Venía a mi puerta con la
soberbia estropeándole la sonrisa. Con los ojos inyectados de conflicto. Las
manos tanteando golpes. Los músculos del pensamiento listos para el salto y la
garra.
No recibirlo hubiera sido
el primer motivo de pelea. No abrirle la puerta, una afrenta. Te obligaba a
estar en su presencia, a escuchar todo su odio desplegado como el tenderete de
un vendedor de hachas. Cada palabra lista para cortar.
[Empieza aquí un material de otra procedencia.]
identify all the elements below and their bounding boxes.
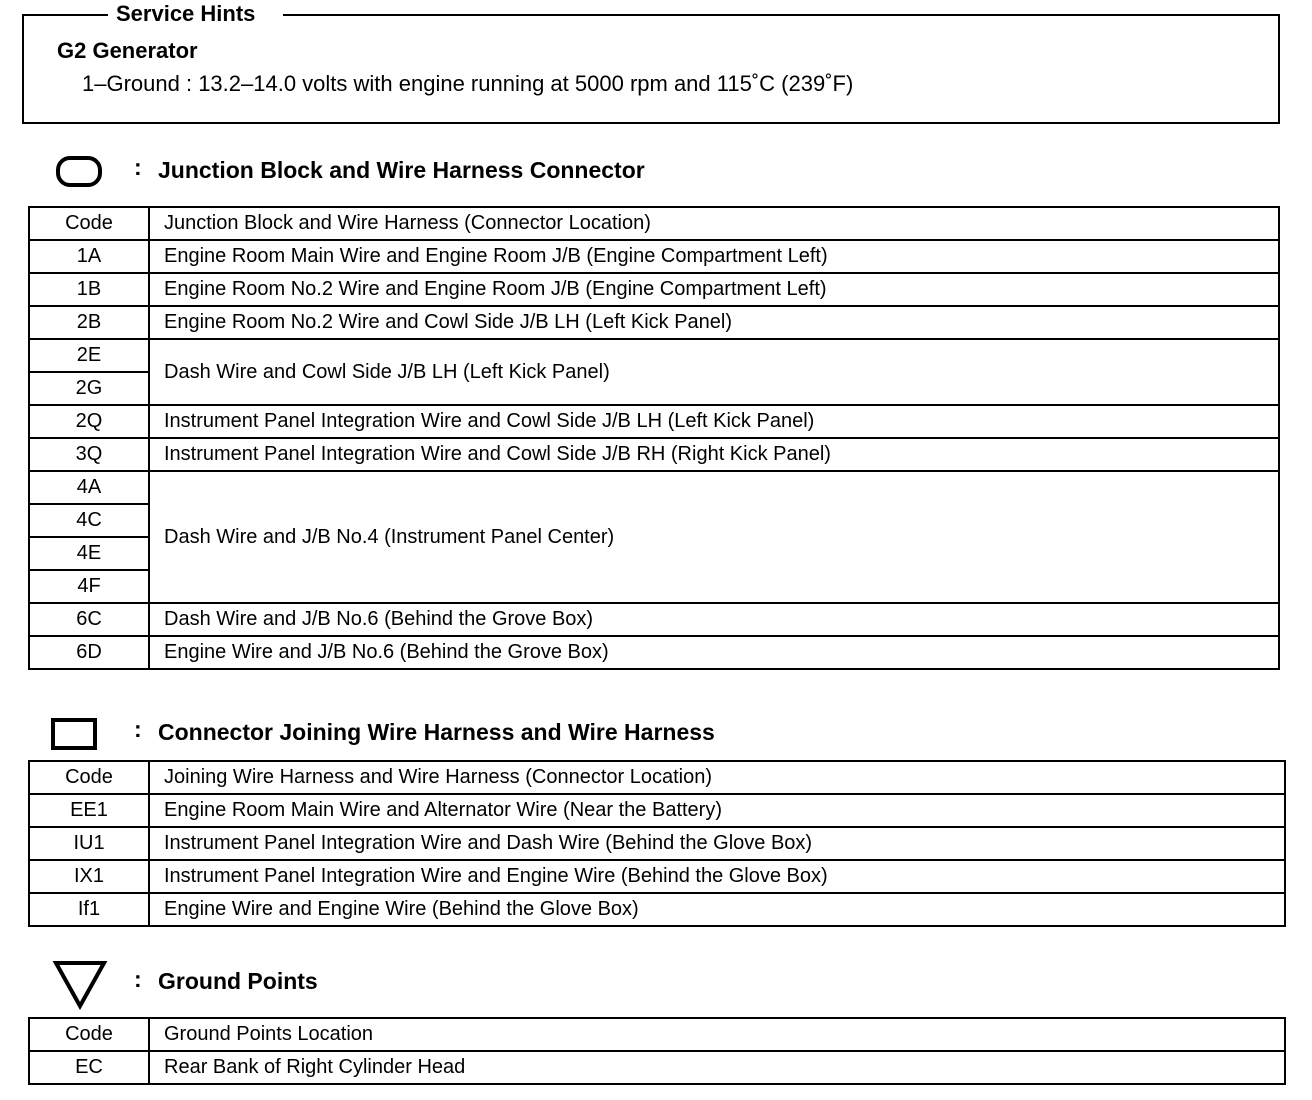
connector-section-header <box>0 712 1312 756</box>
row-location: Instrument Panel Integration Wire and Dash Wire (Behind the Glove Box) <box>149 827 1285 860</box>
row-code: EE1 <box>29 794 149 827</box>
row-code: 4E <box>29 537 149 570</box>
rectangle-icon <box>50 716 98 752</box>
row-code: 2B <box>29 306 149 339</box>
table-row <box>29 636 1279 669</box>
connector-table <box>28 760 1286 927</box>
row-code: IX1 <box>29 860 149 893</box>
connector-colon: : <box>134 716 142 742</box>
row-location: Instrument Panel Integration Wire and Cowl Side J/B RH (Right Kick Panel) <box>149 438 1279 471</box>
table-row <box>29 471 1279 504</box>
row-location: Instrument Panel Integration Wire and Cowl Side J/B LH (Left Kick Panel) <box>149 405 1279 438</box>
row-location: Dash Wire and J/B No.6 (Behind the Grove Box) <box>149 603 1279 636</box>
ground-section-title: Ground Points <box>158 968 318 994</box>
table-row <box>29 827 1285 860</box>
row-code: 1B <box>29 273 149 306</box>
row-code: If1 <box>29 893 149 926</box>
service-hints-box <box>22 1 1280 124</box>
connector-section-title: Connector Joining Wire Harness and Wire Harness <box>158 719 715 745</box>
ground-colon: : <box>134 966 142 992</box>
code-header: Code <box>29 1018 149 1051</box>
table-row <box>29 603 1279 636</box>
table-header-row <box>29 207 1279 240</box>
table-row <box>29 1051 1285 1084</box>
row-location: Engine Room No.2 Wire and Engine Room J/B (Engine Compartment Left) <box>149 273 1279 306</box>
hint-line: 1–Ground : 13.2–14.0 volts with engine running at 5000 rpm and 115˚C (239˚F) <box>82 71 854 96</box>
table-header-row <box>29 761 1285 794</box>
row-code: 4A <box>29 471 149 504</box>
row-code: IU1 <box>29 827 149 860</box>
table-row <box>29 860 1285 893</box>
junction-table <box>28 206 1280 670</box>
junction-colon: : <box>134 154 142 180</box>
row-code: 2E <box>29 339 149 372</box>
row-location: Engine Wire and J/B No.6 (Behind the Grove Box) <box>149 636 1279 669</box>
row-code: 2G <box>29 372 149 405</box>
row-location: Engine Room Main Wire and Engine Room J/B (Engine Compartment Left) <box>149 240 1279 273</box>
component-title: G2 Generator <box>57 38 198 63</box>
junction-section-title: Junction Block and Wire Harness Connector <box>158 157 645 183</box>
location-header: Joining Wire Harness and Wire Harness (Connector Location) <box>149 761 1285 794</box>
location-header: Junction Block and Wire Harness (Connector Location) <box>149 207 1279 240</box>
junction-section-header <box>0 150 1312 194</box>
code-header: Code <box>29 761 149 794</box>
table-row <box>29 438 1279 471</box>
table-row <box>29 273 1279 306</box>
table-row <box>29 240 1279 273</box>
code-header: Code <box>29 207 149 240</box>
row-location: Engine Wire and Engine Wire (Behind the Glove Box) <box>149 893 1285 926</box>
row-location: Engine Room No.2 Wire and Cowl Side J/B LH (Left Kick Panel) <box>149 306 1279 339</box>
row-code: 1A <box>29 240 149 273</box>
row-location: Instrument Panel Integration Wire and Engine Wire (Behind the Glove Box) <box>149 860 1285 893</box>
row-code: EC <box>29 1051 149 1084</box>
rounded-rectangle-icon <box>55 154 103 188</box>
table-row <box>29 893 1285 926</box>
table-row <box>29 306 1279 339</box>
table-row <box>29 405 1279 438</box>
ground-section-header <box>0 958 1312 1002</box>
row-location: Engine Room Main Wire and Alternator Wire (Near the Battery) <box>149 794 1285 827</box>
table-header-row <box>29 1018 1285 1051</box>
ground-table <box>28 1017 1286 1085</box>
triangle-down-icon <box>52 958 108 1010</box>
row-location: Dash Wire and Cowl Side J/B LH (Left Kick Panel) <box>149 339 1279 405</box>
row-code: 3Q <box>29 438 149 471</box>
row-code: 2Q <box>29 405 149 438</box>
row-location: Rear Bank of Right Cylinder Head <box>149 1051 1285 1084</box>
row-code: 6C <box>29 603 149 636</box>
table-row <box>29 794 1285 827</box>
row-code: 6D <box>29 636 149 669</box>
row-code: 4F <box>29 570 149 603</box>
location-header: Ground Points Location <box>149 1018 1285 1051</box>
row-code: 4C <box>29 504 149 537</box>
service-hints-legend: Service Hints <box>108 1 283 27</box>
table-row <box>29 339 1279 372</box>
row-location: Dash Wire and J/B No.4 (Instrument Panel Center) <box>149 471 1279 603</box>
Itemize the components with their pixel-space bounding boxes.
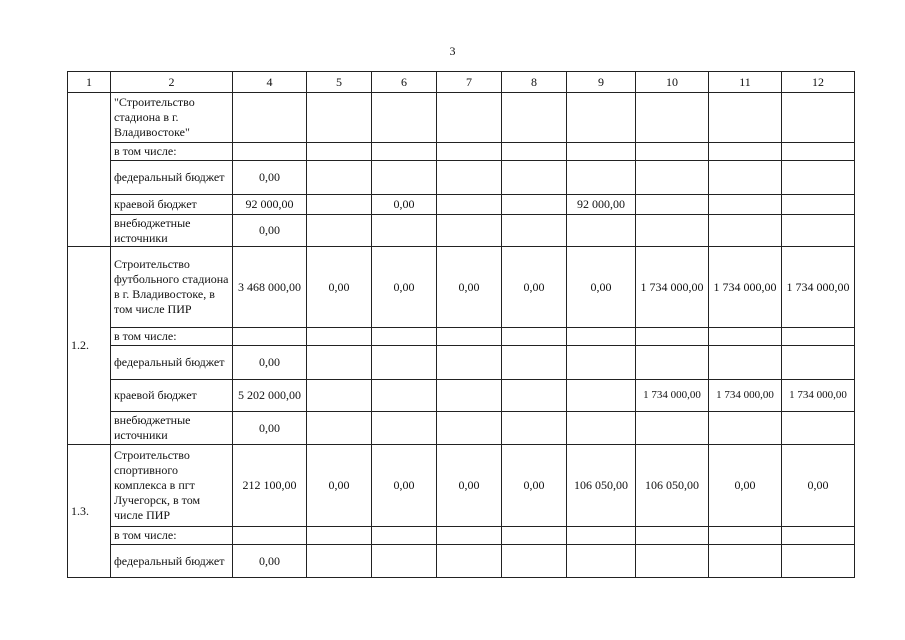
table-row bbox=[68, 215, 855, 247]
value-cell: 0,00 bbox=[307, 247, 372, 328]
value-cell: 0,00 bbox=[502, 247, 567, 328]
table-row bbox=[68, 247, 855, 328]
value-cell: 0,00 bbox=[502, 445, 567, 527]
federal-budget-label: федеральный бюджет bbox=[111, 346, 233, 380]
header-cell: 1 bbox=[68, 72, 111, 93]
value-cell: 0,00 bbox=[233, 346, 307, 380]
including-label: в том числе: bbox=[111, 328, 233, 346]
table-row bbox=[68, 445, 855, 527]
object-title: "Строительство стадиона в г. Владивостоке" bbox=[111, 93, 233, 143]
row-index-cell: 1.2. bbox=[68, 247, 111, 445]
value-cell: 212 100,00 bbox=[233, 445, 307, 527]
header-cell: 8 bbox=[502, 72, 567, 93]
header-cell: 7 bbox=[437, 72, 502, 93]
value-cell: 3 468 000,00 bbox=[233, 247, 307, 328]
table-row bbox=[68, 161, 855, 195]
table-row bbox=[68, 380, 855, 412]
table-row bbox=[68, 527, 855, 545]
value-cell: 1 734 000,00 bbox=[709, 247, 782, 328]
regional-budget-label: краевой бюджет bbox=[111, 195, 233, 215]
extrabudgetary-label: внебюджетные источники bbox=[111, 412, 233, 445]
table-row bbox=[68, 195, 855, 215]
including-label: в том числе: bbox=[111, 143, 233, 161]
table-row bbox=[68, 412, 855, 445]
value-cell: 0,00 bbox=[782, 445, 855, 527]
value-cell: 0,00 bbox=[233, 161, 307, 195]
value-cell: 106 050,00 bbox=[636, 445, 709, 527]
value-cell: 0,00 bbox=[709, 445, 782, 527]
value-cell: 0,00 bbox=[372, 247, 437, 328]
page-number: 3 bbox=[449, 44, 456, 58]
header-cell: 11 bbox=[709, 72, 782, 93]
table-row bbox=[68, 143, 855, 161]
header-cell: 5 bbox=[307, 72, 372, 93]
regional-budget-label: краевой бюджет bbox=[111, 380, 233, 412]
budget-table bbox=[67, 71, 855, 578]
federal-budget-label: федеральный бюджет bbox=[111, 545, 233, 578]
header-cell: 6 bbox=[372, 72, 437, 93]
value-cell: 1 734 000,00 bbox=[636, 247, 709, 328]
value-cell: 0,00 bbox=[437, 247, 502, 328]
header-cell: 4 bbox=[233, 72, 307, 93]
header-cell: 2 bbox=[111, 72, 233, 93]
value-cell: 1 734 000,00 bbox=[782, 247, 855, 328]
value-cell: 0,00 bbox=[437, 445, 502, 527]
value-cell: 0,00 bbox=[372, 195, 437, 215]
extrabudgetary-label: внебюджетные источники bbox=[111, 215, 233, 247]
header-cell: 10 bbox=[636, 72, 709, 93]
header-row bbox=[68, 72, 855, 93]
value-cell: 106 050,00 bbox=[567, 445, 636, 527]
value-cell: 1 734 000,00 bbox=[709, 380, 782, 412]
value-cell: 1 734 000,00 bbox=[782, 380, 855, 412]
including-label: в том числе: bbox=[111, 527, 233, 545]
federal-budget-label: федеральный бюджет bbox=[111, 161, 233, 195]
value-cell: 1 734 000,00 bbox=[636, 380, 709, 412]
value-cell: 0,00 bbox=[233, 545, 307, 578]
table-row bbox=[68, 328, 855, 346]
row-index-cell bbox=[68, 93, 111, 247]
value-cell: 0,00 bbox=[372, 445, 437, 527]
value-cell: 0,00 bbox=[567, 247, 636, 328]
table-row bbox=[68, 93, 855, 143]
table-row bbox=[68, 545, 855, 578]
table-row bbox=[68, 346, 855, 380]
row-index-cell: 1.3. bbox=[68, 445, 111, 578]
object-title: Строительство спортивного комплекса в пгт Лучегорск, в том числе ПИР bbox=[111, 445, 233, 527]
header-cell: 9 bbox=[567, 72, 636, 93]
value-cell: 5 202 000,00 bbox=[233, 380, 307, 412]
value-cell: 0,00 bbox=[233, 215, 307, 247]
header-cell: 12 bbox=[782, 72, 855, 93]
value-cell: 0,00 bbox=[233, 412, 307, 445]
value-cell: 0,00 bbox=[307, 445, 372, 527]
object-title: Строительство футбольного стадиона в г. Владивостоке, в том числе ПИР bbox=[111, 247, 233, 328]
value-cell: 92 000,00 bbox=[567, 195, 636, 215]
value-cell: 92 000,00 bbox=[233, 195, 307, 215]
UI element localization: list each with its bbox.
Sus ojos rasgaban el aire. Quería
hacer sangrar al viento. Las gotas de sudor que resbalaban por su cara, siempre
congestionada, pudrían la hierba con solo tocarla. ¡Un enemigo, dadme un
enemigo! Era trágico verlo así. Saber que era así. Que su esencia dependía de
hacer daño. Del daño que quería hacer con sus propias manos. No herir a alguien
constantemente le resultaba impensable. Contrario a la vida, que daba asco.
Nunca se planteó que la
vida era asquerosa gracias a las personas de su especie. De humano tenía poco
más que la ropa. Era como un trozo de carne que los gusanos se disputan estando
aún vivo. No entendía el equilibrio de fuerzas, sólo la ley del más fuerte.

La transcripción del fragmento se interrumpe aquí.